Fulvestrant influences the effects of chemotherapy drugs on breast cancer cells

Apr 20 2009

Researchers from The Cancer Institute of New Jersey (CINJ) are converging on Denver for the 100th Annual Meeting of the American Association for Cancer Research (AACR) to share their findings on a combined treatment targeting breast cancer that is stimulated by the hormone estrogen (estrogen receptive positive).

They are joining other top investigators from around the globe for the event, which is highlighting interdisciplinary approaches to cancer research. CINJ is a Center of Excellence of UMDNJ-Robert Wood Johnson Medical School.

Among the abstracts being presented is one focusing on how the FDA-approved therapy fulvestrant can influence the effects of chemotherapy drugs on breast cancer cells. Fulvestrant is commonly used in postmenopausal women to treat estrogen receptive positive breast cancer that has spread to other parts of the body.

Breast cancers that respond to female hormones, such as estrogen, generate specific proteins that help tumor cells survive and grow. One such protein, HDM2, is known to be present in higher levels in many cancers including breast. These higher protein levels are strongly correlated with the presence of the estrogen receptor on breast cancer cells, which can affect how well chemotherapy works. Targeting the receptor is a common treatment for breast cancer.

Lead author Adriana V. Jager, PhD, a postdoctoral fellow at CINJ, and her colleagues focused on adding fulvestrant to the traditional chemotherapy agents doxorubicin, etoposide and paclitaxel, as fulvestrant is known to degrade the estrogen receptor and result in less stimulation of tumor cell growth. They found that in two estrogen receptor positive breast cancer cell lines, fulvestrant decreased HDM2 levels and enhanced the sensitivity of these cells to chemotherapy. This enhancement was better than either fulvestrant or chemotherapy alone.

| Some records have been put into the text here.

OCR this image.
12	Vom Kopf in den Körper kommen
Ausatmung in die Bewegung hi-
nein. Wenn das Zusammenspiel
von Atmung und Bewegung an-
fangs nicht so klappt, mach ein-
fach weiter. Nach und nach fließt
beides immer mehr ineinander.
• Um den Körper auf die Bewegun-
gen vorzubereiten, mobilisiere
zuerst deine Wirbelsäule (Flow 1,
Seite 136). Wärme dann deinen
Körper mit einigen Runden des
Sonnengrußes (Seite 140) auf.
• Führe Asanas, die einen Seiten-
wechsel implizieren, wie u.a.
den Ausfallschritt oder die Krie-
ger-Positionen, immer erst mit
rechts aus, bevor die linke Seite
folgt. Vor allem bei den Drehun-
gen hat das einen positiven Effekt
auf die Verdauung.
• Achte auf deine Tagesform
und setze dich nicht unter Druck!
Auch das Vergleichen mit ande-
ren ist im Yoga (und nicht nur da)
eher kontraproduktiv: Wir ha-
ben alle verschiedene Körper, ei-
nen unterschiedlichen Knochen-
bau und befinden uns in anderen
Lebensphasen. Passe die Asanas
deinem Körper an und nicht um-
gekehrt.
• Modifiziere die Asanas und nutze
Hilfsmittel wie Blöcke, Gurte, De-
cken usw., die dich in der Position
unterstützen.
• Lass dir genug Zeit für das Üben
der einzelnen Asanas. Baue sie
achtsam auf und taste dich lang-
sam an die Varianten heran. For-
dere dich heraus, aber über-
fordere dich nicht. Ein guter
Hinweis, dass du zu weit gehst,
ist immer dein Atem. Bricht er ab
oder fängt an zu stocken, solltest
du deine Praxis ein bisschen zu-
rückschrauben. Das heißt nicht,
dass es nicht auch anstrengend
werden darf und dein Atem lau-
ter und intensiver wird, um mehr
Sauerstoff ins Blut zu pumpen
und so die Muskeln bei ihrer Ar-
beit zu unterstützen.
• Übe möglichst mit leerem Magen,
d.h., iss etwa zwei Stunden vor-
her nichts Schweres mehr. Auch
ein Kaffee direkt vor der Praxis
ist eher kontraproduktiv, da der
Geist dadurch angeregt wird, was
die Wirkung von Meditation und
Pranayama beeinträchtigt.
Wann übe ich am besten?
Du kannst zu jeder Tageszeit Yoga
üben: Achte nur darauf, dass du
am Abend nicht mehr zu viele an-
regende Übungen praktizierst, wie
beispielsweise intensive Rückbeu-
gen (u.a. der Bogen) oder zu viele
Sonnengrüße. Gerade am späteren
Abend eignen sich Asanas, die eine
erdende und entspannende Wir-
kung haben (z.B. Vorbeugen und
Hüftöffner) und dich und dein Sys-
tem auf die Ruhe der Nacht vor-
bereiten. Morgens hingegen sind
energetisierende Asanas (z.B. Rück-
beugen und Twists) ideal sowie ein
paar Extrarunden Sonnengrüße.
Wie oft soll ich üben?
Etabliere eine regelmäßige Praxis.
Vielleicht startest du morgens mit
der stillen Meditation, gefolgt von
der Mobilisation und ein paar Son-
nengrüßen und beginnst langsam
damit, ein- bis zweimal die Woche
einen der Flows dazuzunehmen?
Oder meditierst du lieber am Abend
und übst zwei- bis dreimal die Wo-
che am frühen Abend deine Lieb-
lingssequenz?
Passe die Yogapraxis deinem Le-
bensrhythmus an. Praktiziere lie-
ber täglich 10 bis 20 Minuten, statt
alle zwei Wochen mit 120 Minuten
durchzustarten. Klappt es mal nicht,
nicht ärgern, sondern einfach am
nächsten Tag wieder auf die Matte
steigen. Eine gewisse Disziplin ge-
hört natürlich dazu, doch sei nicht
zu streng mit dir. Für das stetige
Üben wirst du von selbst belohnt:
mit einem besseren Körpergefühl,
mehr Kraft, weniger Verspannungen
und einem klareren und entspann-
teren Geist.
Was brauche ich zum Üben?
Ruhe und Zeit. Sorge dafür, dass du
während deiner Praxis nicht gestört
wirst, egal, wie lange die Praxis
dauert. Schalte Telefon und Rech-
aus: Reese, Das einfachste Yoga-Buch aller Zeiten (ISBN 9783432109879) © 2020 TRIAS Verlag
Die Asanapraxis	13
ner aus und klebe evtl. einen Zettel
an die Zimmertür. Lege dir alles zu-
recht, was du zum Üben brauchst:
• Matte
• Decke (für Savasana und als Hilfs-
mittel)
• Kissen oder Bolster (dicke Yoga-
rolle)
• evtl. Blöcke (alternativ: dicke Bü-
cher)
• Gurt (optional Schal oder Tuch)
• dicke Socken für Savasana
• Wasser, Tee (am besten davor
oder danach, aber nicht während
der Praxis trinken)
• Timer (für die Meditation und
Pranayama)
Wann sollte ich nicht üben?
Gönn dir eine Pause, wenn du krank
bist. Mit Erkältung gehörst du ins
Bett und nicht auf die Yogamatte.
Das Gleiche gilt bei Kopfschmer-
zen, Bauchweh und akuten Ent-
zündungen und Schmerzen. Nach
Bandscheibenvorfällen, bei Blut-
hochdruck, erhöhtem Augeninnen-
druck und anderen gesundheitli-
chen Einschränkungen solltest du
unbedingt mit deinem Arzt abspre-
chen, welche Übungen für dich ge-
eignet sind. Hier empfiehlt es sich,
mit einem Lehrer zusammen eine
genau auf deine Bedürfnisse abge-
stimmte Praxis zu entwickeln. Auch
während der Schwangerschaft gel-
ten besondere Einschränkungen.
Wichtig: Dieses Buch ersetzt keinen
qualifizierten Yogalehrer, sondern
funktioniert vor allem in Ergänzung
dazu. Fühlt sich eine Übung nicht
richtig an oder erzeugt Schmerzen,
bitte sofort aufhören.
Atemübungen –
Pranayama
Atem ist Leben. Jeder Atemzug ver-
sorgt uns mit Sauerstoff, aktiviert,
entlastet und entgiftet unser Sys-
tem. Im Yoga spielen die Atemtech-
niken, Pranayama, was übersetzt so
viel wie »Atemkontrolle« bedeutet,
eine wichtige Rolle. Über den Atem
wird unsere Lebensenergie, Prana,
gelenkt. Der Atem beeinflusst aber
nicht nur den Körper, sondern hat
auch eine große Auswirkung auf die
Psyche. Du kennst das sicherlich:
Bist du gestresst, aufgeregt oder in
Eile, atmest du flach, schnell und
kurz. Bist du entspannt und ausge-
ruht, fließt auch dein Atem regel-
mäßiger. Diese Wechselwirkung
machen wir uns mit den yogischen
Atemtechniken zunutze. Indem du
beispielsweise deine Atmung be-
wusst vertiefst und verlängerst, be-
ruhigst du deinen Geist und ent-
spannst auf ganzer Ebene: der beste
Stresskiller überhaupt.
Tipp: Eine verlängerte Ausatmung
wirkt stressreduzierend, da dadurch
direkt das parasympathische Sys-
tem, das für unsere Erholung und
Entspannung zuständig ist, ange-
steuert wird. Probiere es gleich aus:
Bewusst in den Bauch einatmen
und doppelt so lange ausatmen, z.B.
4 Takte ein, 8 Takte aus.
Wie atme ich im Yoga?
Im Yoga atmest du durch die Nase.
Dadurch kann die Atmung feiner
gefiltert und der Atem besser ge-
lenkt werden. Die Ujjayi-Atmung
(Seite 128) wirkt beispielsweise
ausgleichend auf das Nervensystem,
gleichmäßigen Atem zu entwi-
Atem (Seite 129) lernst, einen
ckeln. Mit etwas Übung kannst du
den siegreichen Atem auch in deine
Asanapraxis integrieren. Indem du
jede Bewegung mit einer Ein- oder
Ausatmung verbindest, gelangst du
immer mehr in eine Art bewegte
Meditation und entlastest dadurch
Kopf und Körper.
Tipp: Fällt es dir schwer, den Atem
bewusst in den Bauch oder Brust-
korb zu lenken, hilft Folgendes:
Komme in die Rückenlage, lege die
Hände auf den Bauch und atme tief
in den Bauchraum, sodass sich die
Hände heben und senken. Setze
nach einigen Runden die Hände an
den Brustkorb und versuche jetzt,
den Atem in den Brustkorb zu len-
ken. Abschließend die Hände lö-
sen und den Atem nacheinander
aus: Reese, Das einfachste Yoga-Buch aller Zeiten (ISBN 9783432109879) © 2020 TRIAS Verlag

According to the American Cancer Society, 183,000 cases of breast cancer were diagnosed nationwide last year, with 6,300 new cases in New Jersey alone. With such statistics, the team is hopeful that this laboratory-based research can be expanded to a clinical trial with patients in order to further explore improved outcomes.

The author team also includes William N. Hait, MD, PhD, Johnson and Johnson/Centocor; Deborah Toppmeyer, MD, CINJ; Bruce G. Haffty, MD, CINJ; Kim Hirshfield, MD, PhD, CINJ; and Jin-Ming Yang, PhD, Penn State.

The work represented by CINJ members is among the 6,000 abstracts being presented at the gathering, which is featuring more than 17,000 researchers, healthcare professionals, and patient advocates. The goal of the annual AACR event is to provide a forum in which the latest in cutting-edge laboratory, clinical and translational research can be shared.